Wings: To Live in Peace

I spent a summer in Egypt my senior year of college.  The things I learned have become key to my understanding of Egypt and the Middle East.

Egypt has a complicated Middle Eastern, Mediterranean, Egyptian identity and is filled with Jews, Muslims, and Christians.  They each take their religion very seriously, opening their doors to each other and to foreigners with the promise of friendship and understanding.  Their places of worship are landmarks – important, historical, and beautiful.

Similarly, Egypt is like an ancient mysterious land plucked from a novel.  All one has to do is turn around in Cairo or Giza or Memphis and see the very fabric of time.  The poorest people still live in the Ancient Roman ruins of Old Cairo, and the mosques still offer public water and school to local children in need.  One can walk the streets of Cairo at any point and get a clear view of life; whether it is early in the morning when the open air meat and fruit stands are full, or at night when the men are smoking hookah and discussing politics.

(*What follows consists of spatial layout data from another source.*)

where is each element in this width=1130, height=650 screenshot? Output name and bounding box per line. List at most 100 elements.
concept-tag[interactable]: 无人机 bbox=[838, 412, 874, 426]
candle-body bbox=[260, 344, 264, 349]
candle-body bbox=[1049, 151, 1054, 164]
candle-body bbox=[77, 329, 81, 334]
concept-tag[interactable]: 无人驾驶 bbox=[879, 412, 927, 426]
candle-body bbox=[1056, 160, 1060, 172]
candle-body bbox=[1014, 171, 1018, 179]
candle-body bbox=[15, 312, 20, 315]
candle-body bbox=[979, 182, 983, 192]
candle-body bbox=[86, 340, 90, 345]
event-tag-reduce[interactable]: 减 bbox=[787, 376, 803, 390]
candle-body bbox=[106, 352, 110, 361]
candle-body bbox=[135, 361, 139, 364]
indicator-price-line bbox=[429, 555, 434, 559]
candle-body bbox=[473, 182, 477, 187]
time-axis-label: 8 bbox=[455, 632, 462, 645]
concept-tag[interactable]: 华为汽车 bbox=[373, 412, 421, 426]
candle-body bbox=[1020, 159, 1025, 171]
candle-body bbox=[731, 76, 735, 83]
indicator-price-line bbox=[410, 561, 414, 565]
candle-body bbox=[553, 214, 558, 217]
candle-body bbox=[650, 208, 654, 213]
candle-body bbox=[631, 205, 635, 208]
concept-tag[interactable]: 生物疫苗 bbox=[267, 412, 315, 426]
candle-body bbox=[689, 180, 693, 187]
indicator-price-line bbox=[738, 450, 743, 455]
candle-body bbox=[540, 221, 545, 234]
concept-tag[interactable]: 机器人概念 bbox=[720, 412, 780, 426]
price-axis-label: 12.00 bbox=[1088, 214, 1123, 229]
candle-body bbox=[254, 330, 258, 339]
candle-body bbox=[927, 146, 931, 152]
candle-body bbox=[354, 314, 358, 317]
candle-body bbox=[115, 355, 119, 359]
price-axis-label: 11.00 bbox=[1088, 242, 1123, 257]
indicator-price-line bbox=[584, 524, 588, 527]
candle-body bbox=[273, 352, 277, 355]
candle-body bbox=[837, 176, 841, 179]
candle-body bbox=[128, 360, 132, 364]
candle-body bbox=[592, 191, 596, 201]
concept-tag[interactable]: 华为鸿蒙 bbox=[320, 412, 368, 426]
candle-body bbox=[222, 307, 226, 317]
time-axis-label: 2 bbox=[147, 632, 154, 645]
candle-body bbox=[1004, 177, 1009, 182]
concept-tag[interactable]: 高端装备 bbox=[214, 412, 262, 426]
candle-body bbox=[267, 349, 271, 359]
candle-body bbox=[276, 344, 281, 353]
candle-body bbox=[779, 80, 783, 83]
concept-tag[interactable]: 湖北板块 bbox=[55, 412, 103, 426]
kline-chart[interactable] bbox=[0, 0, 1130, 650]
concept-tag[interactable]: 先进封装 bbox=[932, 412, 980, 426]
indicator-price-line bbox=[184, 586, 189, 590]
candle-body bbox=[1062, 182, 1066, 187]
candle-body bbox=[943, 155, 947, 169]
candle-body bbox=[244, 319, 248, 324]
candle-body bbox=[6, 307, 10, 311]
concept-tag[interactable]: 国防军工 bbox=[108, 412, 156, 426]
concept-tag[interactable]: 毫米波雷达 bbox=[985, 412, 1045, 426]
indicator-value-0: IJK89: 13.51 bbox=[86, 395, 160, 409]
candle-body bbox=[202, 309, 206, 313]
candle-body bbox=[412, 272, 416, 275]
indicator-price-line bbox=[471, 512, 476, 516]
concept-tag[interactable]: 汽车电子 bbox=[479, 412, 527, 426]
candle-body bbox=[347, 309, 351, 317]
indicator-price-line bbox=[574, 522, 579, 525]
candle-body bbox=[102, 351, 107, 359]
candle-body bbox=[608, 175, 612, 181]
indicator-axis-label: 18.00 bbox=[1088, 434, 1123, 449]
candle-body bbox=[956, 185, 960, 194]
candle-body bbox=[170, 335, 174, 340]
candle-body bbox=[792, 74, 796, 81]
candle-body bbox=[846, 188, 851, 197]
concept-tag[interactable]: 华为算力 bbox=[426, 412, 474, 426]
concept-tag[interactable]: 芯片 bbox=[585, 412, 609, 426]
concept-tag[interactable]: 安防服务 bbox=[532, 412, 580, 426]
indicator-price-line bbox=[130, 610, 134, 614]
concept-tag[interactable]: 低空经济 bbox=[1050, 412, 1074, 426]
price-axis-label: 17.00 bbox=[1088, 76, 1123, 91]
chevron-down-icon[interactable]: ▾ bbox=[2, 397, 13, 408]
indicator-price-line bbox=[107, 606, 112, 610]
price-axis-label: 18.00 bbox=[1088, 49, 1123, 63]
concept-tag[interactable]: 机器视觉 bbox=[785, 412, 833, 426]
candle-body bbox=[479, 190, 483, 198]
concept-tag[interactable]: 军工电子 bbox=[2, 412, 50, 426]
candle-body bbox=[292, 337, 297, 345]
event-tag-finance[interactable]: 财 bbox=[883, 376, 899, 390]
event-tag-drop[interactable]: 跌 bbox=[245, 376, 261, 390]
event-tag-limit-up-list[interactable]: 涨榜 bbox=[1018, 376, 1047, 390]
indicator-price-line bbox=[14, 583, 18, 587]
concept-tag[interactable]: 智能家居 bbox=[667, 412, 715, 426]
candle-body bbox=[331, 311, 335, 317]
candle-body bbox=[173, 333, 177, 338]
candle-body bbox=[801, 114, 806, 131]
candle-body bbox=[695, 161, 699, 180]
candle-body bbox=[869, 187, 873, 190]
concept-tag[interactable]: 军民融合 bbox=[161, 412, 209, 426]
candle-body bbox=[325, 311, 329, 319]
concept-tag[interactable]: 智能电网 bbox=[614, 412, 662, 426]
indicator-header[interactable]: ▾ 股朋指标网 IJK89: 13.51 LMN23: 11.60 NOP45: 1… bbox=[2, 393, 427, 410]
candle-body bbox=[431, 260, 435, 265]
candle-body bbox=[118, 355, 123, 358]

Unfortunately, most Egyptians are so poor they can barely, if at all, afford to feed their families.  The difference between the rich and poor classes in Egypt is staggering and a blow to the face when you first arrive.  Ironically, while Egypt has served in the past to deliver much needed grain and bread to surrounding countries, Egyptians often go without themselves.  And yet, the people I met and saw were always smiling, offering to help those around them.

During the January 25 Revolution in Egypt in 2011, the people had taken to the streets to protest a corrupt government. During their protest, the Muslims needed to pray, but were fearful of government thugs, who had shown violence toward the people repeatedly. The Coptic Christians in the area formed a protective barrier, using their bodies, between the Muslims and the government.  Similarly, the army refused to use tanks against the crowds, despite orders from the regime.  Violent clashes did occur between some protesters and police, but, mostly, the Egyptian people stood together, for equality and as beacons of peace during tumultuous times.  Unfortunately extremists have created more violence and havoc, which has continued through an election and a coup.  But through all this, the people of Egypt have remained as I know them – kind, hard working, and examples of what it means to live in peace.